Posted: février 26th, 2010 | Author: | Filed under: Murmures | 10 Comments »

Non, c’est vrai, j’aime pas Spinoza. Bon, là comme ça, ça parait pas fascinant, le fait que j’aime pas un philosophe-artisan du XVIIème siècle. D’autant plus, qu’à priori, il a une histoire plutôt intéressante. C’est un juif un peu hérétique qui s’est fait cherem (l’équivalent d’une excommunication) par la communauté juive de son époque parce qu’il tenait des positions assez particulières en terme religieux. Du fait de cette exclusion, il s’est retrouvé à passer un gros moment de sa vie à sympathiser et à causer philosophie avec des groupes de dissidents religieux chrétiens, nombreux en Hollande à l’époque. Il n’a jamais été professeur de philosophie dans une grosse université, et a gagné sa vie en fabriquant des appareils optiques. Un type un peu particulier, suffisament atypique pour attirer la curiosité.

En fait, sans que ça soit trop surprenant, c’est pas tant Spinoza qui je n’aime pas trop, qu’un truc que j’appellerais le spinozisme. C’est pas très joli comme mot, et je ne prétend pas capturer l’essence de la philosophie de Spinoza, mais ce que je décide d’appeller spinozisme, c’est une manière d’articuler certaines choses qu’on retrouve chez beaucoup de gens qui théorisent. C’est de ça que je vais essayer de parler.

Ce spinozisme, on le trouve chez des philosophes reconnus et labellisés "penseurs de gauche", genre Deleuze, Onfray (oui, l’intello de Siné Hebdo), Negri (parce que je peux pas écrire un texte sans parler d’un ex-autonome italien) ou Benasayag (parce qu’il faut bien parler de gens soutenant des vilain-e-s terroristes). On trouve ça aussi chez des têtes à claques médiatiques, genre Philippe Val. De manière peut-être un peu plus surprenante, on trouve ça aussi chez Tiqqun.
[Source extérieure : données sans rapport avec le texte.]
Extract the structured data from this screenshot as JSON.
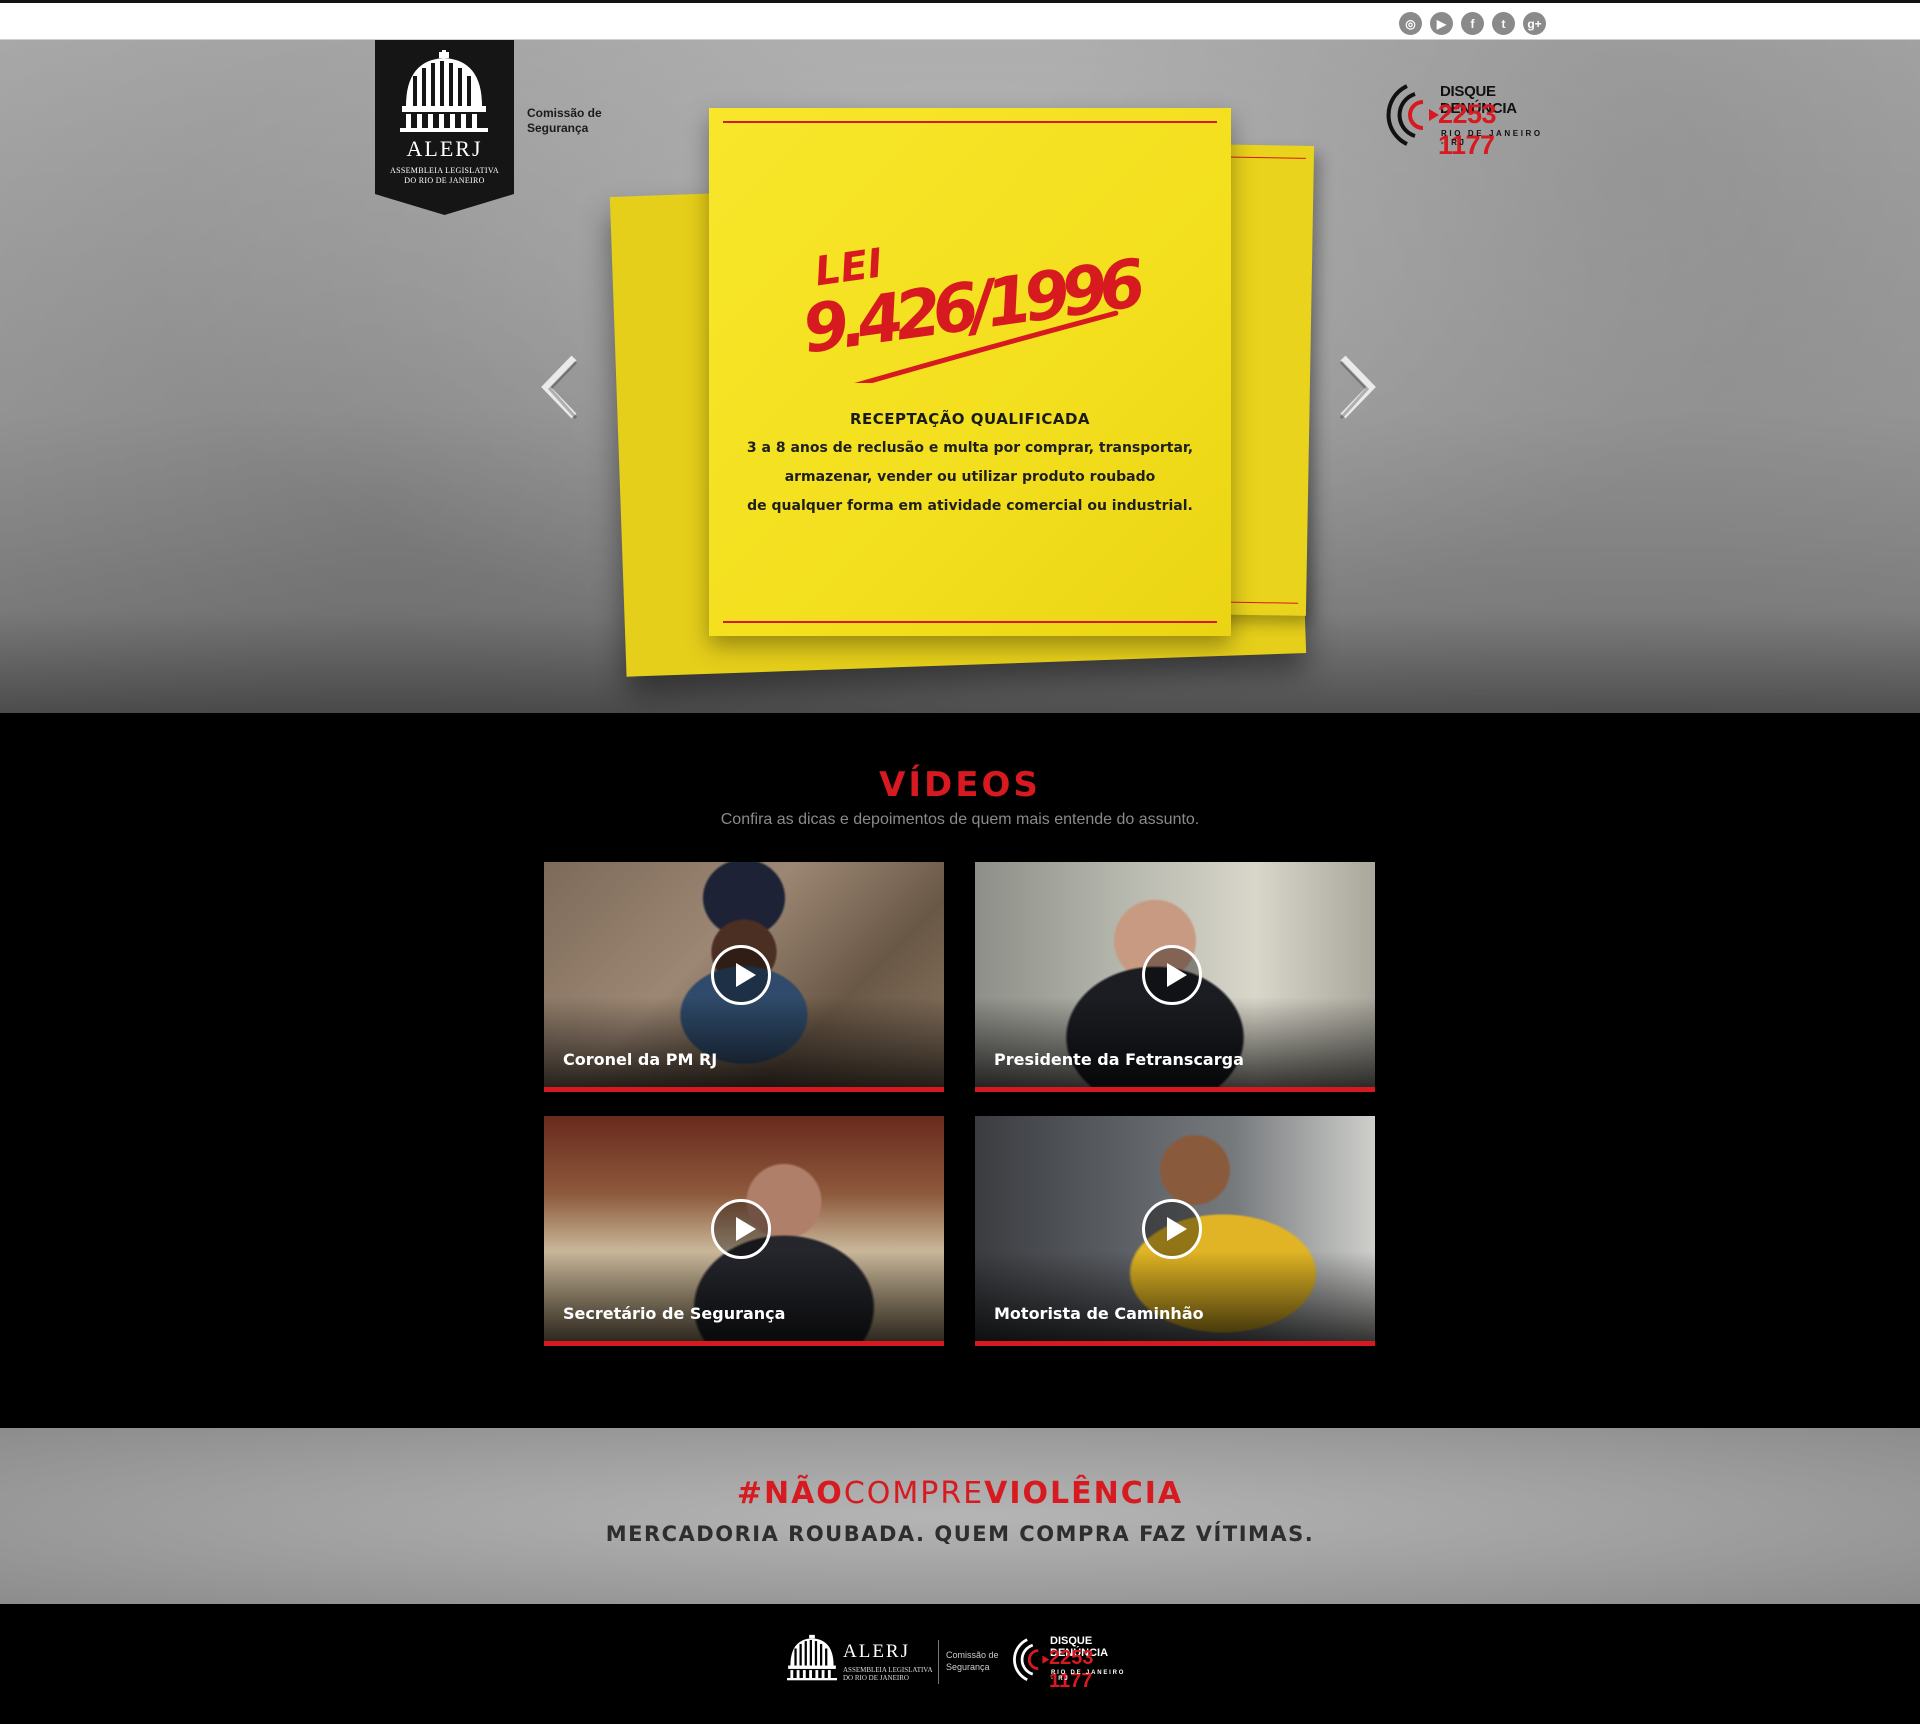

En fait, en ce moment, Spinoza, c’est plutôt à la mode et tout le monde semble d’accord pour trouver que Spinoza, c’est Génial (avec un grand G).

L’oeuvre principale de Spinoza, c’est son Ethique (traduction française à partir du latin disponible ici), bouquin pas très gros qui a été commenté et analysé une quantité assez incroyable de fois dans l’histoire de la philosophie, et qui fascine pleins de gens.

Une éthique, ça vient de la philosophie grecque. La question centrale de l’éthique, c’est celle de la vie bonne. Bonne dans les deux sens qu’on peut envisager: bonne en tant qu’agréable, en tant que vie qui nous procure du bonheur, et bonne en tant que vie juste, vie respectueuse de soi et des autres, compatible avec la vie en société. Toutes les éthiques philosophiques (depuis Socrate et Platon qui ont popularisé ce sport) ont pour but de permettre de vivre avec autant de bonheur possible tout en respectant le monde qui nous entoure, tout ça passant par la connaissance. En connaissant le monde et ses règles et en se connaissant soi-même, on peut atteindre le bonheur (dans son Ethique, Spinoza parle de "béatitude") tout en contribuant à préserver et à améliorer le monde. L’idée des éthiques philosophiques, c’est ça: concilier bonheur personnel et respect des lois (divines, naturelles, sociale, …) qui nous sont extérieures, à l’aide de la connaissance.

Mais l’Ethique de Spinoza n’est pas juste une éthique, c’est une éthique dont le sous-titre nous apprend qu’elle est "démontrée suivant l’ordre géométrique".  L’ordre géométrique, à l’époque, ça fait référence à la technique des démonstrations mathématiques formelles qui est en train de naître. A l’époque est en train de se construire la méthode de démonstration mathématique qu’on utilise encore maintenant: on part de choses qu’on considère comme acquises, évidentes, qu’on appelle les "axiomes", et à partir de là, on démontre d’autres "propositions", en suivant un raisonnement clairement exposé et logique: "si je pars du principe que ça c’est vrai, alors je peux en déduire ça et ça". A partir du moment où on accepte les axiomes, on doit accepter les proposition qui en découlent, ou alors trouver une erreur dans le raisonnement. Toute l’Ethique fonctionne comme ça, commençant pour annoncer ses points de départs, ses axiomes, avant d’en tirer des proposition qui s’enchaîne les unes les autres, jusqu’à la conclusion recherchée. L’Ethique, c’est une sorte de mathématique humaine. C’est cette forme, avec des "propositions" numérotées et déduites les unes des autres, que Tiqqun a repris dans plusieurs textes, Introduction à la guerre civile, par exemple.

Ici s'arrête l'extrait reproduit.